Answer
a. $\frac{p}{q}=\pm1,\pm\frac{1}{2}$
b. positive real zeros: $2,0$. negative real zeros: 1.
c. $x=\frac{1}{2}$
d. $x=\frac{-5\pm\sqrt {29}}{2}$ (and the zero from c).
Work Step by Step
a. Given the function
$f(x)=2x^3+9x^2-7x+1$
we have $p=\pm1, q=\pm1,\pm2$, and the possible rational zeros are $\frac{p}{q}=\pm1,\pm\frac{1}{2}$
b.

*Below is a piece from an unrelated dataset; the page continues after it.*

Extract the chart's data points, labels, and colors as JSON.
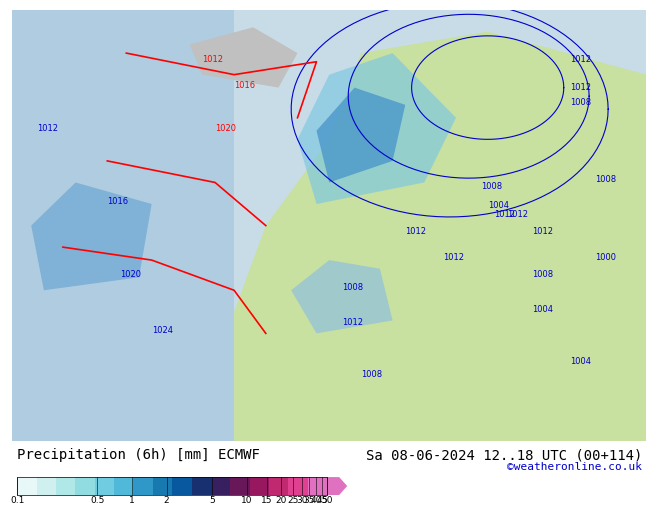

There are 2 sign changes in the equation and based on Descartes’s Rule of Signs, we can determine the possible number of positive real zeros to be $2,0$
We examine
$f(-x)=2(-x)^3+9(-x)^2-7(-x)+1=-2x^3+9x^2+7x+1$
We can find 1 sign change and based on Descartes’s Rule of Signs, we can determine that there is 1 negative real zero.
c. We can use synthetic division to find a zero as $x=\frac{1}{2}$, as shown in the figure.
d. Part (c) gives a quotient $2x^2+10x-2=2(x^2+5x-1)$; thus the other two zeros (roots) are $x=\frac{-5\pm\sqrt {29}}{2}$.